Georges Henri Rivière (1897-1985)

Si le nom de Georges Henri Rivière rappelle l’épopée montmartroise - il était le neveu de Henri Rivière, créateur du théâtre d’ombres au fameux cabaret du Chat noir — il est plus étroitement lié au musée d’ethnographie du Trocadéro, puis au musée de l’Homme qui ouvrit ses portes au public en 1938. Aux côtés de l’américaniste Paul Rivet, il permit à cette institution d’évoluer dans la voie de la modernité et de connaître un réel essor.

La première expérience muséologique de Georges Henri Rivière fut une exposition d’art précolombien qu’il organisa au Musée des Arts décoratifs en 1928 et qui remporta un vif succès.
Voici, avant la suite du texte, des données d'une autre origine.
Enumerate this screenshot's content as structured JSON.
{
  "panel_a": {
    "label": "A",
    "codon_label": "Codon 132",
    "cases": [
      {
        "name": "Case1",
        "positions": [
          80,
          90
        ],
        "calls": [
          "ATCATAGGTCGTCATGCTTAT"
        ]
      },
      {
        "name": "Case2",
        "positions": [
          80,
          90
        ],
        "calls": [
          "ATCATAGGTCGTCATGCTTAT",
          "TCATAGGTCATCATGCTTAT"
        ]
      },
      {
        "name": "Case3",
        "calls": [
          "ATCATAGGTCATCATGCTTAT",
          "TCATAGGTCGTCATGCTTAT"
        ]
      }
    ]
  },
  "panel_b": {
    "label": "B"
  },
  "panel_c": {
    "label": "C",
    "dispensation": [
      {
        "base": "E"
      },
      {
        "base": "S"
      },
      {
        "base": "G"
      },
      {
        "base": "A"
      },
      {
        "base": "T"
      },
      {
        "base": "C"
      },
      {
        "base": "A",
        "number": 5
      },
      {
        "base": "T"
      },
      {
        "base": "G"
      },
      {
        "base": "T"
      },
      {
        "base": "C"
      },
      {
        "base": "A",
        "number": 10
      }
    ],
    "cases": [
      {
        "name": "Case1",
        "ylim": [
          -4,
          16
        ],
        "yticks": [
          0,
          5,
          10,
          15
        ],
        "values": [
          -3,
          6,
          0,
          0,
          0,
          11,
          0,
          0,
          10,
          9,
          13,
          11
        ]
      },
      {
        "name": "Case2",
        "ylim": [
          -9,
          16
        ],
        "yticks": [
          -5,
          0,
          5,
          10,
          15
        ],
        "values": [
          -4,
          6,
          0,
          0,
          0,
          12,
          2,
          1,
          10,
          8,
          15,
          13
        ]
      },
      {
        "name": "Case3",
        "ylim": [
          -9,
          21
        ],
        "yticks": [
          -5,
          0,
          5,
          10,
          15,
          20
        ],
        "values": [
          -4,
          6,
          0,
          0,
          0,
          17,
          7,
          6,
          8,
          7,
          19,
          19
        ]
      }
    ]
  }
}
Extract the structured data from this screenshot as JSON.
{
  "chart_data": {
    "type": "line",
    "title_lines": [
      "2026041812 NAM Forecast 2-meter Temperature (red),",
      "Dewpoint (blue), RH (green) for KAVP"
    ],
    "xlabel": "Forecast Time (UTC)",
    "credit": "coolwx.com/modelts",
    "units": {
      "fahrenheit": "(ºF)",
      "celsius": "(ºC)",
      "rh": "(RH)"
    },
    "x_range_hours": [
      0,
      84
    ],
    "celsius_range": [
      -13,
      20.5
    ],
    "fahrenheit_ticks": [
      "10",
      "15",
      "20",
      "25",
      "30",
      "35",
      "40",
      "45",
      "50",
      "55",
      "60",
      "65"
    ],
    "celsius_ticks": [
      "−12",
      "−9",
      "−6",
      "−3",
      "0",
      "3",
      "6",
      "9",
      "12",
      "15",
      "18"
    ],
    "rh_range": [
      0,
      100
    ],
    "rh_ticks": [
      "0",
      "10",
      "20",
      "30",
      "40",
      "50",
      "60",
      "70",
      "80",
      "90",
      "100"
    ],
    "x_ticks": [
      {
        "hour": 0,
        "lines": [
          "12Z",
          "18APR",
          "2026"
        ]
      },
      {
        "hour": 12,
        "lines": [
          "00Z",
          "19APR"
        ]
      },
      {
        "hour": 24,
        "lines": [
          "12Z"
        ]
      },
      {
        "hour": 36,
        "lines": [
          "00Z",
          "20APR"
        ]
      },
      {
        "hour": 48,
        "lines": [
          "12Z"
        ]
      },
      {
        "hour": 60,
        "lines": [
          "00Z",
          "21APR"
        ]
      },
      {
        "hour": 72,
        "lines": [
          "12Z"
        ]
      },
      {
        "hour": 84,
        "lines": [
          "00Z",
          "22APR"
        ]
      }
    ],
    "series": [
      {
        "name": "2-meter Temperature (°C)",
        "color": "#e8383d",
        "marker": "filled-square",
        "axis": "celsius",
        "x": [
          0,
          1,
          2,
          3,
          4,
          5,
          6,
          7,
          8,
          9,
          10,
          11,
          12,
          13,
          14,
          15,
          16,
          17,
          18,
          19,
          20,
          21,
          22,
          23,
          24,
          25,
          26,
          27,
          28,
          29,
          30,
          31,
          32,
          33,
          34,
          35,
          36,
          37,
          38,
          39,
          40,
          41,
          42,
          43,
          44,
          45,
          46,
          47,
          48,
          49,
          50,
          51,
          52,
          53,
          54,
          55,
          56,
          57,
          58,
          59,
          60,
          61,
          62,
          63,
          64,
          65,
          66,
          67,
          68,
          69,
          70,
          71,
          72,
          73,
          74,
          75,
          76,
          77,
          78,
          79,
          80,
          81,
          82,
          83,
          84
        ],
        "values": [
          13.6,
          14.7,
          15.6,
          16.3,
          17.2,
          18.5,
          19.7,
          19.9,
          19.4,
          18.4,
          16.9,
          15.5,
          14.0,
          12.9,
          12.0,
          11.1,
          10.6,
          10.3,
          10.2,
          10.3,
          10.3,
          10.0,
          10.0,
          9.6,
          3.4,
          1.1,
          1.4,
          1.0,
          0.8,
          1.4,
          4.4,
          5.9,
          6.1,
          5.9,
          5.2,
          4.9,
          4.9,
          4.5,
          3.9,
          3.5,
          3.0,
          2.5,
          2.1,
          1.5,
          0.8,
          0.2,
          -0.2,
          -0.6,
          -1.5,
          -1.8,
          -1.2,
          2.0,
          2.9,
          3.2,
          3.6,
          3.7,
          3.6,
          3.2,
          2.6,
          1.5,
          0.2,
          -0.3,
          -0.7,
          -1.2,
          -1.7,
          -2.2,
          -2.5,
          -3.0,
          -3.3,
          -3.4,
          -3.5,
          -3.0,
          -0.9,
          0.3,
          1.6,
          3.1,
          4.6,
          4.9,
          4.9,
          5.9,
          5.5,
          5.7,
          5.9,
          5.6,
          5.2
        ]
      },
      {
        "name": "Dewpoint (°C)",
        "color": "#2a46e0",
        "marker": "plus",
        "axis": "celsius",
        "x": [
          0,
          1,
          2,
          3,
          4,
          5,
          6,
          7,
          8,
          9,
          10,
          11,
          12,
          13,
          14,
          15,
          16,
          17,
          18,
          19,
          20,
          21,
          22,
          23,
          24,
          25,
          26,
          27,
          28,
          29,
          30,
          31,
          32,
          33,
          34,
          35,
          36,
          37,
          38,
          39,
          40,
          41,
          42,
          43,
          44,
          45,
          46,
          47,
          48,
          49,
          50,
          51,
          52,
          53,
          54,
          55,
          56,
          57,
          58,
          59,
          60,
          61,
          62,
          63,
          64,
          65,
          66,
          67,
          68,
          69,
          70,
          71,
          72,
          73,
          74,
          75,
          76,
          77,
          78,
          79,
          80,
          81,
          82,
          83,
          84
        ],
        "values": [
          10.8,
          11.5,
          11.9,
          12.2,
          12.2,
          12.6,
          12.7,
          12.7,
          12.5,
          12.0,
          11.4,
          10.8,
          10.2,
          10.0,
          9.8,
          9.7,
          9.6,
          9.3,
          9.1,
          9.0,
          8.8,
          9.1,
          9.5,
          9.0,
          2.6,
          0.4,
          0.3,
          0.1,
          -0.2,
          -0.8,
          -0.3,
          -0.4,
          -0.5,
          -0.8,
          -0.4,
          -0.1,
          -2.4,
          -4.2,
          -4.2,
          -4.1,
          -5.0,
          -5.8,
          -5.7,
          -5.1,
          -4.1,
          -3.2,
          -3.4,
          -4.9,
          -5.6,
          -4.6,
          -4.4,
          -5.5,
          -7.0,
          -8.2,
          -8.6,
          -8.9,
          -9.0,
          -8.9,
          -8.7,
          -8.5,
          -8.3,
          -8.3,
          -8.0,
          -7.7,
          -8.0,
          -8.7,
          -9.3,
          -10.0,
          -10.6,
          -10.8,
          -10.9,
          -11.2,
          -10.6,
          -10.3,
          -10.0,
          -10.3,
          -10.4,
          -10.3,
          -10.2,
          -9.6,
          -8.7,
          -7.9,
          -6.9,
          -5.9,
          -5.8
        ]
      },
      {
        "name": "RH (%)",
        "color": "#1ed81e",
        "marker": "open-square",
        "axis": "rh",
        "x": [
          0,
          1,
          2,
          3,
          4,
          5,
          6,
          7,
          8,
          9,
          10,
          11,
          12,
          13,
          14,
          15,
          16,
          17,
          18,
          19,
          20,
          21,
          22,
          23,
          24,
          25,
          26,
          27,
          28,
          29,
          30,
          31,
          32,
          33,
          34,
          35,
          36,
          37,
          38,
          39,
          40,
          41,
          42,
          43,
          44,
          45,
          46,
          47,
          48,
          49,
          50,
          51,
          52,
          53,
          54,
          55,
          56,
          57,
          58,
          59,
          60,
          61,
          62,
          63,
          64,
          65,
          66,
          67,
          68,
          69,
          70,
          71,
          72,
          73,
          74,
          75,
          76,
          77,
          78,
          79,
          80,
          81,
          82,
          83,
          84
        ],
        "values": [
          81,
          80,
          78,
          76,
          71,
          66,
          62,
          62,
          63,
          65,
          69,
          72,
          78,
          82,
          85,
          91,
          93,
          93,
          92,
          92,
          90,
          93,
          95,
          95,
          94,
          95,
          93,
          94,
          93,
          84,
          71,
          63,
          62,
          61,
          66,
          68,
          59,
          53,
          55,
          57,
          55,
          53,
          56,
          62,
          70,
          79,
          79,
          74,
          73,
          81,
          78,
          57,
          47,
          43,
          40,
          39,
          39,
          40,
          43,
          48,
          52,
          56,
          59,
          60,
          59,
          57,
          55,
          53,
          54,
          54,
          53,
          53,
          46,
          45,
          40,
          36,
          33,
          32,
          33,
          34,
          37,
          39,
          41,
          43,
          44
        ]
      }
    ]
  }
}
Ses amis surréalistes l’avaient initié à cet art et lui avaient également inculqué le sens " d’une esthétique qui valorise le fragment, l’objet insolite, le rapprochement inattendu ".

Enthousiasmé par cette exposition, Paul Rivet, promu cette année-là directeur du musée d’ethnographie du Trocadéro, proposa à Georges Henri Rivière de le seconder en vue d’une réorganisation du musée.
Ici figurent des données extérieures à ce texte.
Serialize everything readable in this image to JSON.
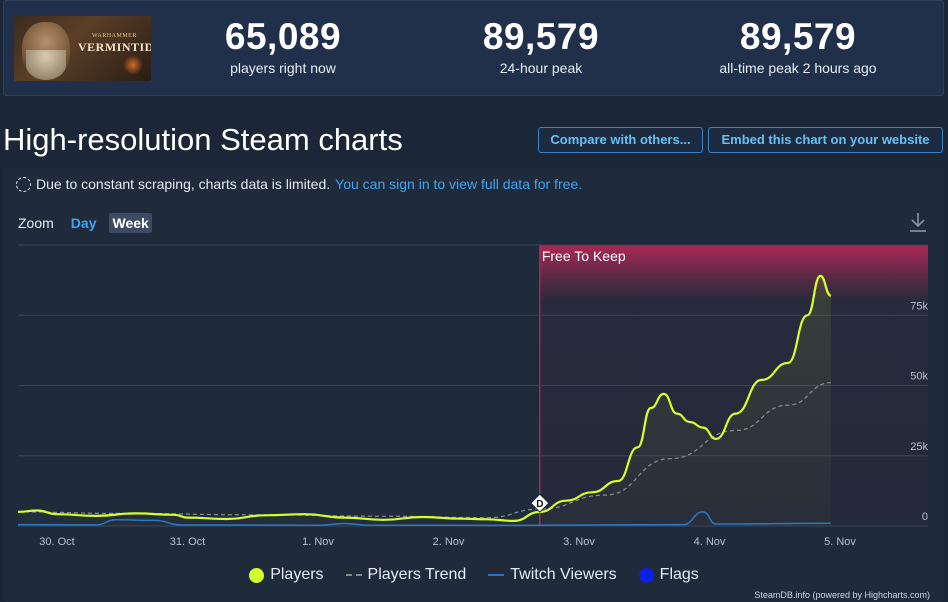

Nommé sous-directeur, George Henri Rivière s’appliqua à redonner vie à cette institution tombée en désuétude depuis une trentaine d’années, qui allait devenir un centre d’enseignement et de recherche scientifique, et multiplier les manifestations de grande qualité, parfois originales. Par exemple, l’une des grandes têtes en pierre de l’île de Pâques fut érigée sur la place de Chaillot à l’occasion d’une exposition consacrée à cette partie du monde.

Claude Lévi-Strauss salua le travail qu’entreprit Rivière au Trocadéro : " Il a inventé une muséologie d’avant-garde, puritaine, avec une élégance raffinée, où l’objet parlait pour lui-même et par lui-même ".

George Henri Rivière visait en effet à une réconciliation entre l’ethnologie et l’esthétique. Il lui semblait qu’un musée moderne devait prendre en compte ces deux disciplines complémentaires. D’ailleurs, parmi les rôles assignés au musée d’ethnographie du Trocadéro figurait l’aspect artistique : " que ce soit dans les galeries publiques ou dans les magasins qui leur seront ouverts sur demande, les artistes et artisans trouveront dans les objets d’art primitif non seulement l’idée d’une multiplicité de techniques inconnues de notre civilisation, mais aussi maints décors et formes qui rafraîchiront heureusement leur inspiration ".

Même si l’œuvre d’art était au cœur des préoccupations - une salle des Trésors fut créée en 1932, avec l’aide du sculpteur Jacques Lipchitz — le Trocadéro n’avait pas pour autant la vocation d’être un musée des Beaux-Arts. C’était surtout sous l’angle de la culture matérielle, par une appréhension beaucoup plus fine de son usage, que l’objet était considéré.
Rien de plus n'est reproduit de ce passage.